Le tapis rouge du festival de Cannes vu du ciel
Le tapis rouge du festival de Cannes vu du ciel - NIKO/LORENVU/NIVIERE/SIPA

Alice Antheaume

La crise, quelle crise? Le festival de Cannes 2009, qui s’ouvre le mercredi 13 mai, ne semble pas la connaître.

Hôtellerie de luxe


La preuve à l’hôtel Majestic, où il n’y a aucune chambre libre pendant toute la durée de l’événement et où les tarifs préférentiels n’existent pas. Même en temps de crise. Idem à l’hôtel Martinez. «On est complet depuis février, assure à 20minutes.fr Richard Schilling, le directeur, et on a même augmenté nos tarifs de 2% par rapport à l’année dernière». Désormais, les prix du Martinez vont, pour une nuit, de 570 euros la chambre dite «standard» à 35.000 euros la suite panoramique. Suite qui, cette année comme l’an dernier, est divisée en deux et est louée par l’Oréal d’un côté et une «personne mystère» de l’autre.

Plus surprenant: un nouvel hôtel de quatre étoiles, le 1835 White Palm Hôtel, vient même d’ouvrir à la pointe du port. Comble du luxe, il est doté de 16 suites sur 134 chambres et de... thermes marins de 2.700 m2!

Sponsors

Chez Jacques Dessange, le coiffeur des stars à Cannes, «pas de crise» non plus. «Cannes ne peut pas être tristoune, dit le service de communication, joint par 20minutes.fr. Le budget est le même qu’en 2008, 19 coiffeurs seront sur place.»
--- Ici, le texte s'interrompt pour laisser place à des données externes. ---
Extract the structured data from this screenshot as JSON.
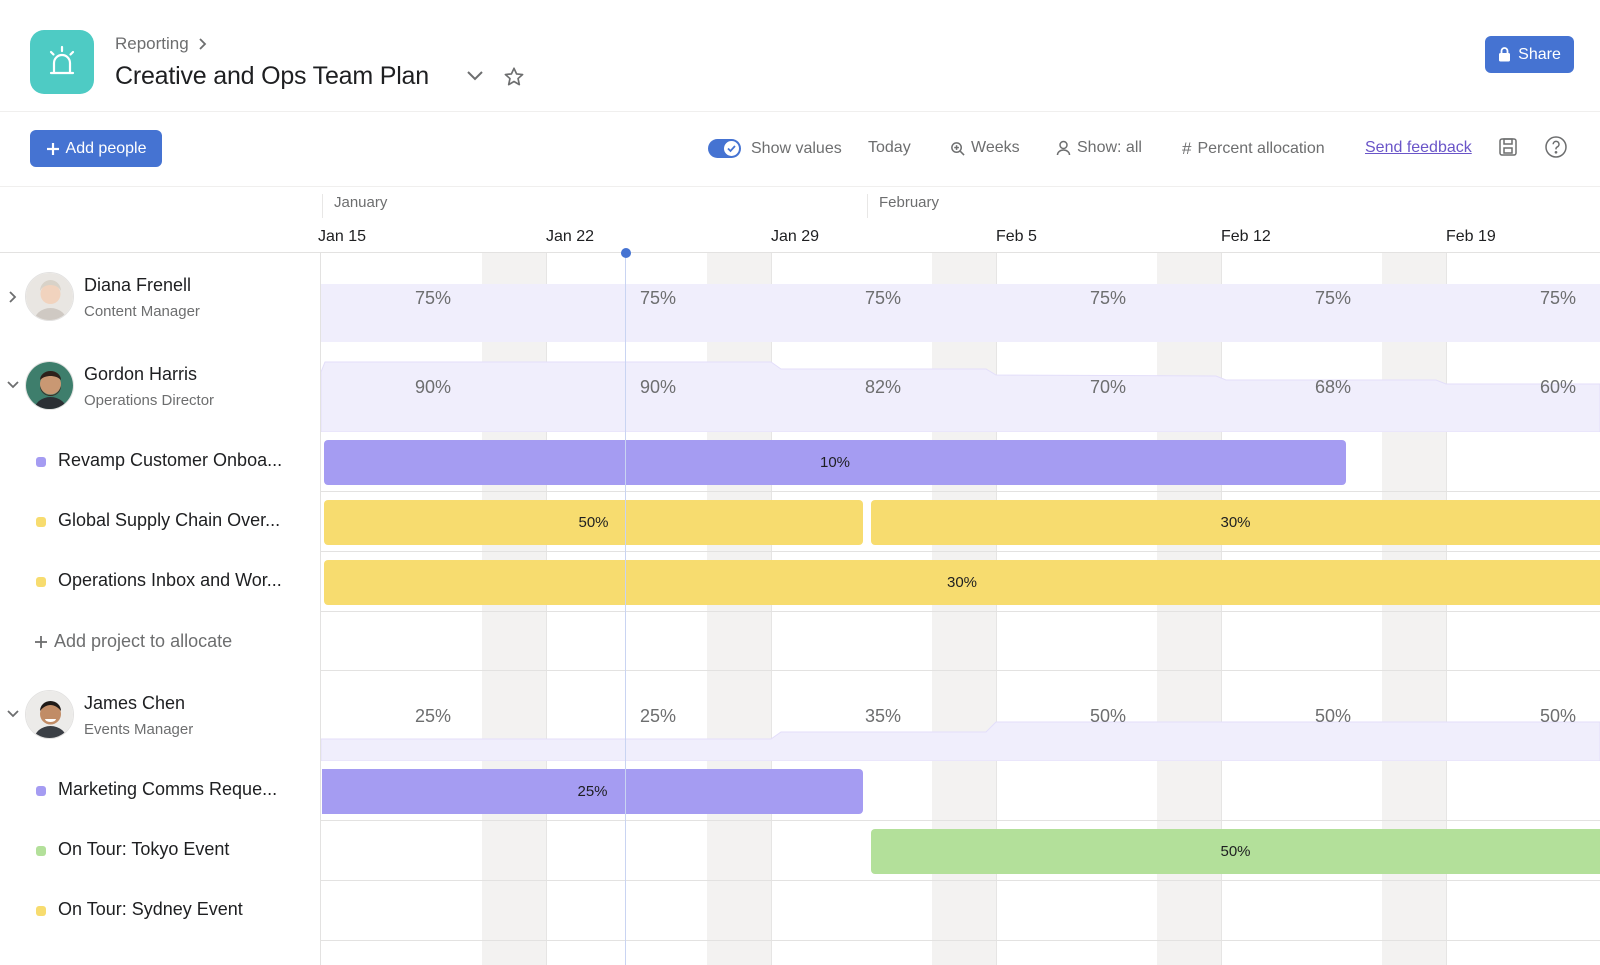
{
  "header": {
    "breadcrumb": "Reporting",
    "title": "Creative and Ops Team Plan",
    "share_label": "Share"
  },
  "toolbar": {
    "add_people_label": "Add people",
    "show_values_label": "Show values",
    "show_values_on": true,
    "today_label": "Today",
    "weeks_label": "Weeks",
    "show_all_label": "Show: all",
    "percent_allocation_label": "Percent allocation",
    "send_feedback_label": "Send feedback"
  },
  "timeline": {
    "months": [
      "January",
      "February"
    ],
    "weeks": [
      "Jan 15",
      "Jan 22",
      "Jan 29",
      "Feb 5",
      "Feb 12",
      "Feb 19"
    ]
  },
  "people": [
    {
      "name": "Diana Frenell",
      "role": "Content Manager",
      "expanded": false,
      "weekly_allocation": [
        "75%",
        "75%",
        "75%",
        "75%",
        "75%",
        "75%"
      ]
    },
    {
      "name": "Gordon Harris",
      "role": "Operations Director",
      "expanded": true,
      "weekly_allocation": [
        "90%",
        "90%",
        "82%",
        "70%",
        "68%",
        "60%"
      ],
      "projects": [
        {
          "name": "Revamp Customer Onboa...",
          "color": "#a59cf2",
          "allocations": [
            {
              "label": "10%"
            }
          ]
        },
        {
          "name": "Global Supply Chain Over...",
          "color": "#f7dc6f",
          "allocations": [
            {
              "label": "50%"
            },
            {
              "label": "30%"
            }
          ]
        },
        {
          "name": "Operations Inbox and Wor...",
          "color": "#f7dc6f",
          "allocations": [
            {
              "label": "30%"
            }
          ]
        }
      ],
      "add_project_label": "Add project to allocate"
    },
    {
      "name": "James Chen",
      "role": "Events Manager",
      "expanded": true,
      "weekly_allocation": [
        "25%",
        "25%",
        "35%",
        "50%",
        "50%",
        "50%"
      ],
      "projects": [
        {
          "name": "Marketing Comms Reque...",
          "color": "#a59cf2",
          "allocations": [
            {
              "label": "25%"
            }
          ]
        },
        {
          "name": "On Tour: Tokyo Event",
          "color": "#b3e09a",
          "allocations": [
            {
              "label": "50%"
            }
          ]
        },
        {
          "name": "On Tour: Sydney Event",
          "color": "#f7dc6f",
          "allocations": []
        }
      ]
    }
  ],
  "colors": {
    "accent": "#4573d2",
    "app_icon": "#4ecbc4",
    "purple_project": "#a59cf2",
    "yellow_project": "#f7dc6f",
    "green_project": "#b3e09a"
  }
}
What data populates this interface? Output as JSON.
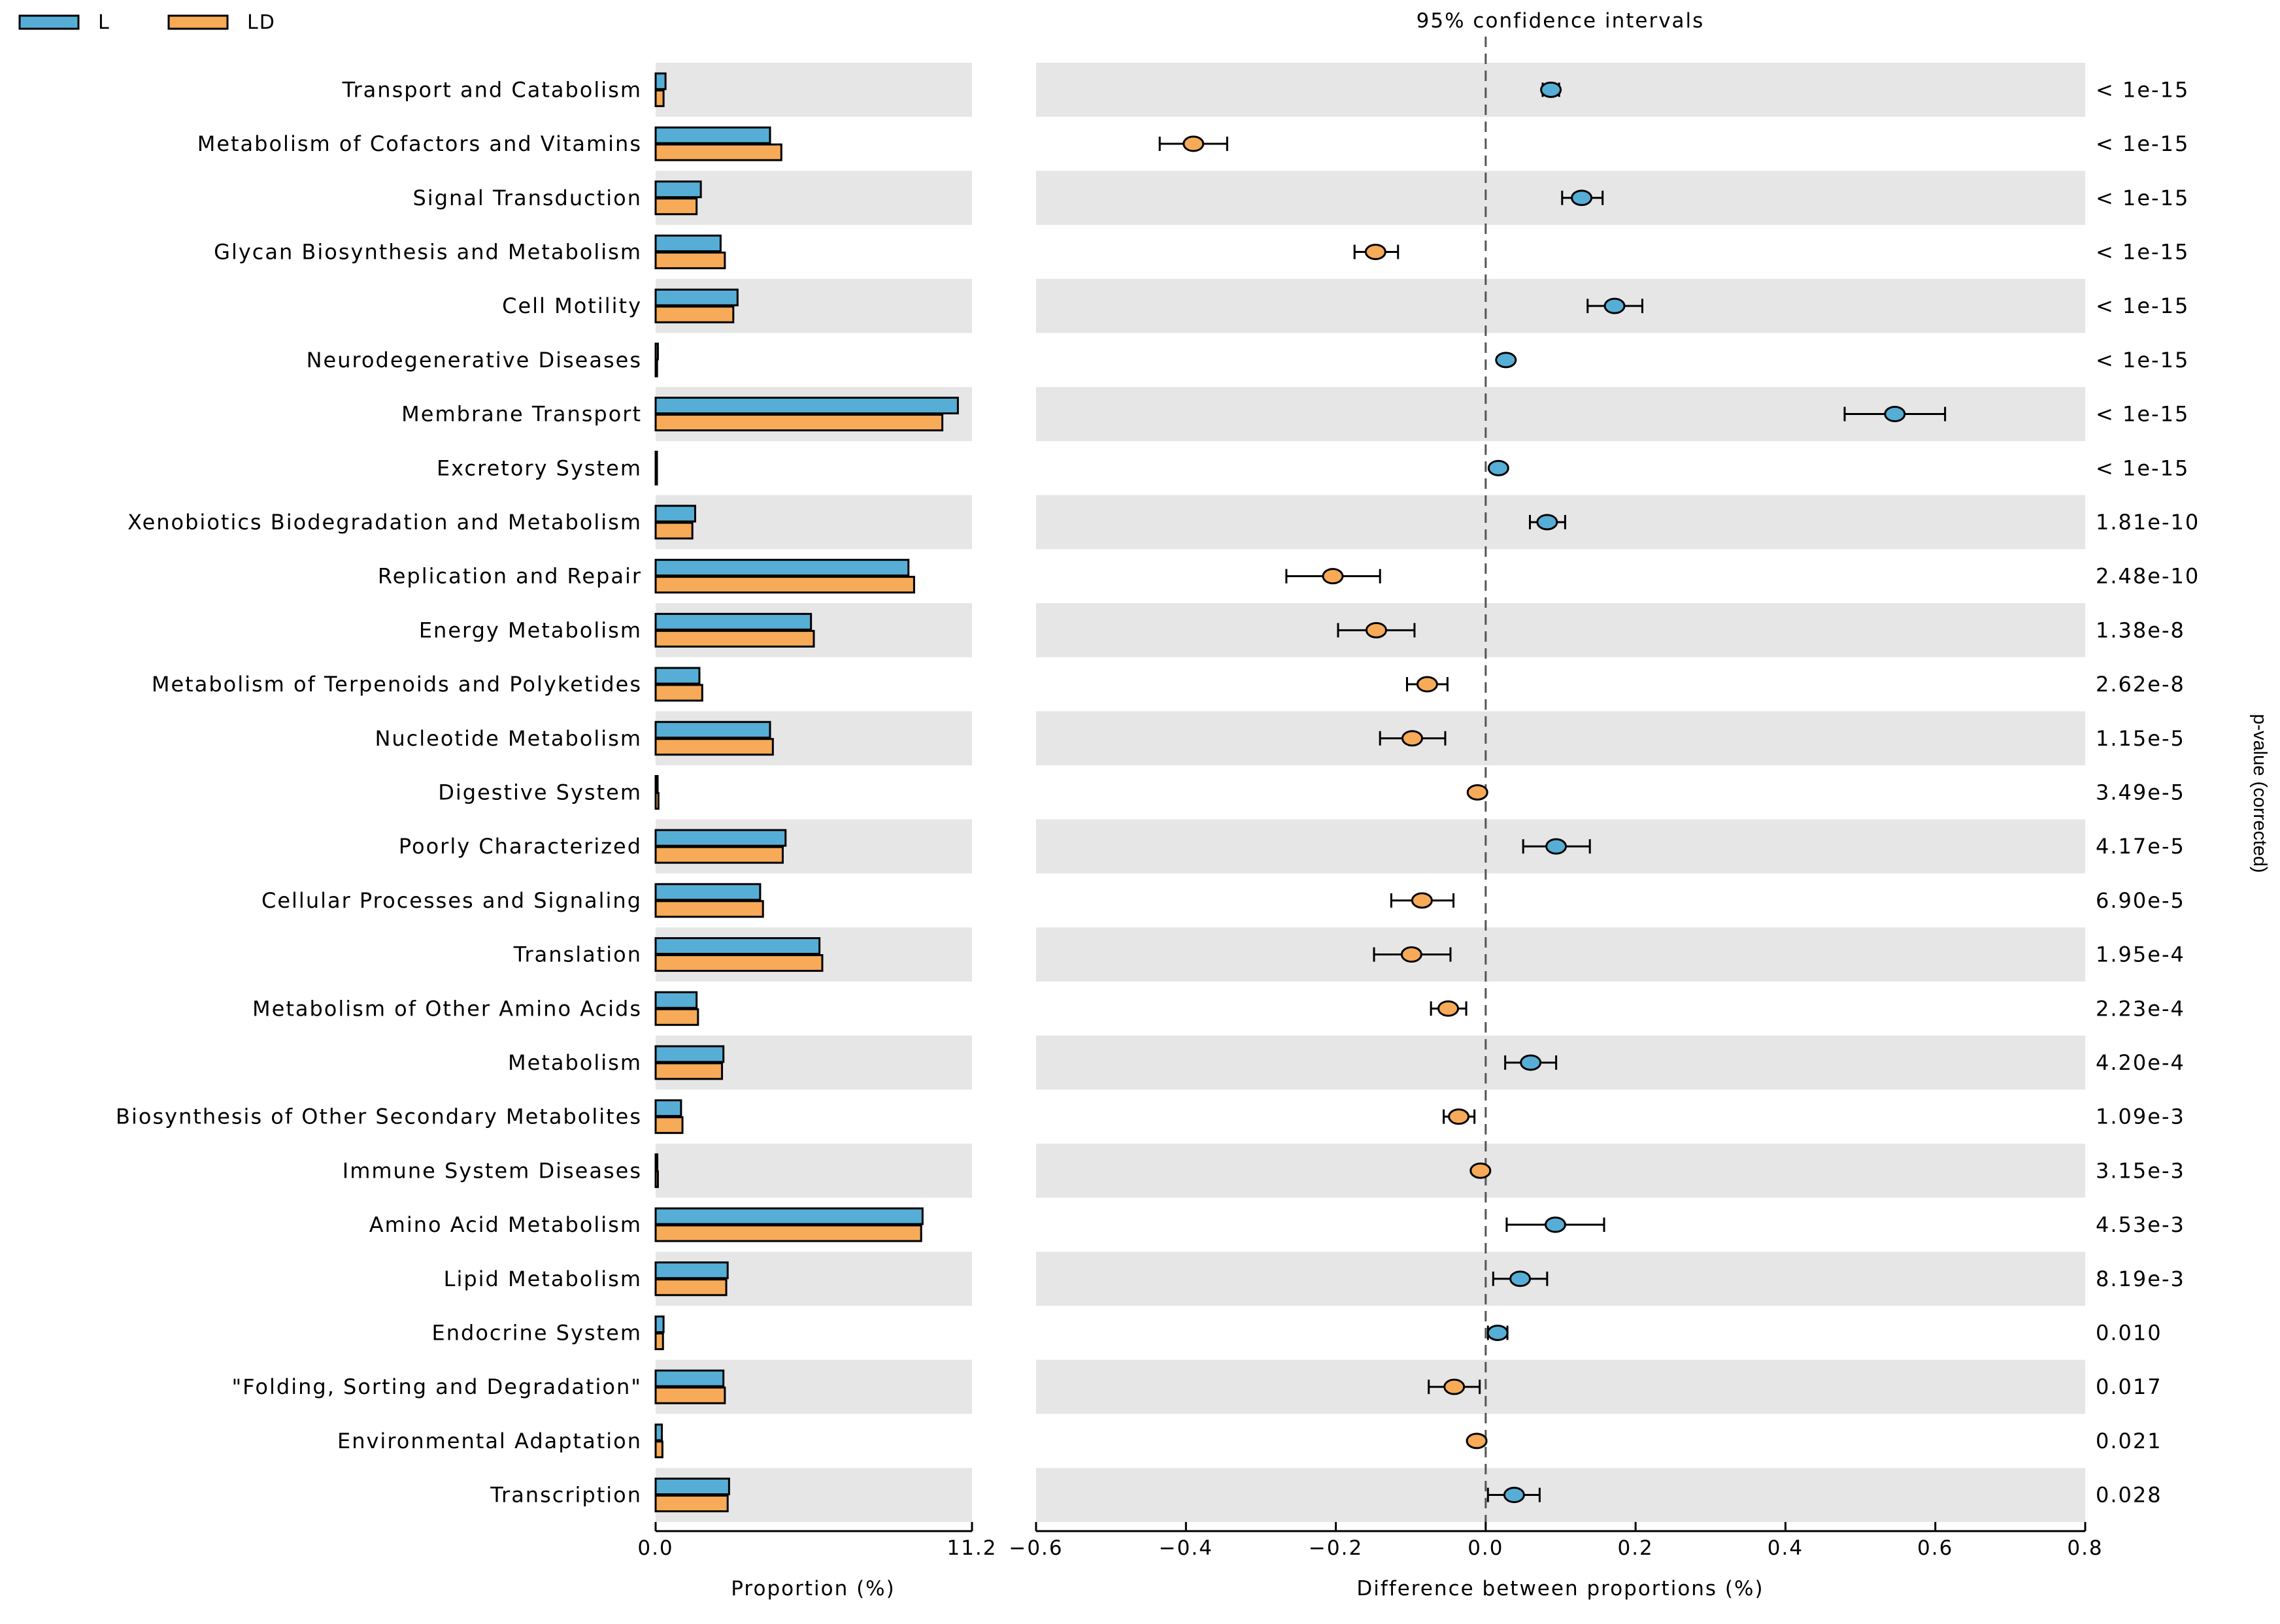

Pour L’Oréal, même topo: Eva Longoria, Mila Jovovich, Noémie Lenoir et les autres ambassadrices de la marque seront là, «plus nombreuses encore que l’année dernière», confie leur agent.

Fiestas

Alors quoi? Cannes serait une forteresse imprenable par la crise? Le point d’interrogation porte surtout sur les nuits cannoises. Y aura-t-il moins de fêtes organisées sur la plage? Les curly remplaceront-ils le champagne? Le magazine «Vanity Fair» a, lui, décidé d’annuler la fiesta — très courue — qu’il organisait chaque année.

Dans ce contexte, Paulo Coelho, écrivain et habitué du festival, attend de voir si le cinéma sera davantage mis à l’honneur que les à-côtés.

Professionnels du cinéma

Côté cinéma, Gilles Jacob, le président du festival, s’est dit confiant: «Nous avons constaté une légère érosion du côté des professionnels du monde entier qui viendraient un peu moins nombreux et un peu moins longtemps» mais «c'est le seul signe de la crise que nous ayons actuellement. Les projections sont pleines, les stands aussi».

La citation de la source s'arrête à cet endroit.